Pushing away President Rouhani’s attempts to open up February elections to more candidates, key figures in Iran’s regime have reasserted that any applicant can be disqualified on political grounds.

Iranians go to the polls on February 26 to choose 290 MPs and 86 members of the Assembly of Experts, the body that names the Supreme Leader and can nominally remove him.

Rouhani has publicly called for the removal of the power of the Guardian Council, a 12-member body appointed by the Supreme Leader and judiciary, to disqualify candidates.

The head of judiciary, Sadegh Larijani, immediately rejected the call, and the Council’s head Ayatollah Ahmad Jannati warned in last Friday’s Tehran Prayer: “If you can wipe this pillar [the Guardian Council] from the Constitution, velayat-e faqih [the guardianship of the Supreme Leader] could also be eliminated with a referendum.”

Jannati indicated that many of the candidates will be banned:

Do all 800 people who registered for the Assembly of Experts consider themselves clergymen? Aren’t some of them incapable of clearly reading even one phrase in Arabic, the Quran, or a single book of religious jurisprudence?….It is the same for those who registered their candidacies for Parliament!

Spokesman Nejatollah Ebrahimian confirmed that the Council will disqualify any applicants involved in mass protests after the disputed 2009 Presidential election, as they must not have “partnered or cooperated in the illegal acts that occurred”.

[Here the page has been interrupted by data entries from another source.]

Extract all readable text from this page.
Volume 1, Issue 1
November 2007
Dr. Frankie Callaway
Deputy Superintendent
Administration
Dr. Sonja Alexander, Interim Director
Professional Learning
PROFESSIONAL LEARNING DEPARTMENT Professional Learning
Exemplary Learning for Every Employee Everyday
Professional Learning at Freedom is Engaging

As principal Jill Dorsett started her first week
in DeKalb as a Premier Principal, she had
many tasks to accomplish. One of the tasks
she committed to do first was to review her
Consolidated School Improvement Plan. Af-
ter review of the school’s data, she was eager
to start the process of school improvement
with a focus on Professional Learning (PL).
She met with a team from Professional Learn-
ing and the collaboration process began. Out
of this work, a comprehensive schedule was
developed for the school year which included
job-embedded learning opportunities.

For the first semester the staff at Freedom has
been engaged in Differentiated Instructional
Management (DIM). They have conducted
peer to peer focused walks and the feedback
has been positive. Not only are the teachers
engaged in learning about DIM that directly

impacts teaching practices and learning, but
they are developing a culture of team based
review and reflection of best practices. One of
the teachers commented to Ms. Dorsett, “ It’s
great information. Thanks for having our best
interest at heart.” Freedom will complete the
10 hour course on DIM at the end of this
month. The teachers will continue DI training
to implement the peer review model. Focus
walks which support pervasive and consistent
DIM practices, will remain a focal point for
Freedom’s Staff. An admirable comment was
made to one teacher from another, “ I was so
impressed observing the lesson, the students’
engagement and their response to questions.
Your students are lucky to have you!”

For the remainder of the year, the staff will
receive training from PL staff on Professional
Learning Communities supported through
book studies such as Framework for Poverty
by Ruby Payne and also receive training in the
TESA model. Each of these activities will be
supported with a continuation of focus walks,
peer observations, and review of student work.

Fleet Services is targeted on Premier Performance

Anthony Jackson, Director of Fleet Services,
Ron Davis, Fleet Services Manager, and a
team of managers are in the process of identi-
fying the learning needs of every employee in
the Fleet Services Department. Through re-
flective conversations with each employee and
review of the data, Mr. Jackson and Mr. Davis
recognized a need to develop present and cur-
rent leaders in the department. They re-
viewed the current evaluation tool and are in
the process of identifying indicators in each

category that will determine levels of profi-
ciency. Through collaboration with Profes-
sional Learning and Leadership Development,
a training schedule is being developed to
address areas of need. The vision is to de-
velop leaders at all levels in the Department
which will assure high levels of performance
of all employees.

Jannati and other Friday Prayer leaders used that “sedition” line, not only to reaffirm the Guardian Council’s power but to swipe at politicians such as former President Hashemi Rafsanjani, who is trying to regain the chair of the Assembly of Experts. Ayatollah Imani said in Shiraz:

The 2009 sedition is a red line for people who say that we believe in the Constitution and in the guardianship system….It is expected that this red line will be completely observed and maintained [in the elections], meaning that individuals should declare what their stances are in relation to sedition.

The Rouhani Government appeared to back away on Monday. Minister of Interior Abdolreza Rahmani Fazli said, “We held a meeting with members of the Guardian Council and Jannati, and we reached an agreement on all of these concepts so that, God willing, we can pursue our path with greater coordination in a lawful manner.”

The President covered himself against the claims of “sedition”, using a conference speech on Tuesday to praise the regime’s counter-demonstrations of December 30, 2009 as “the day of the defense of the political system, law, the guardianship of the jurist, and the Supreme Leader”:

Iran’s security today is established under the Supreme Leader’s programs and good management. So to appreciate the blessing of the leadership, we have to stick to unity among Muslim nations and assist to secure Islamic countries from terrorism and interference of foreign powers in their internal affairs.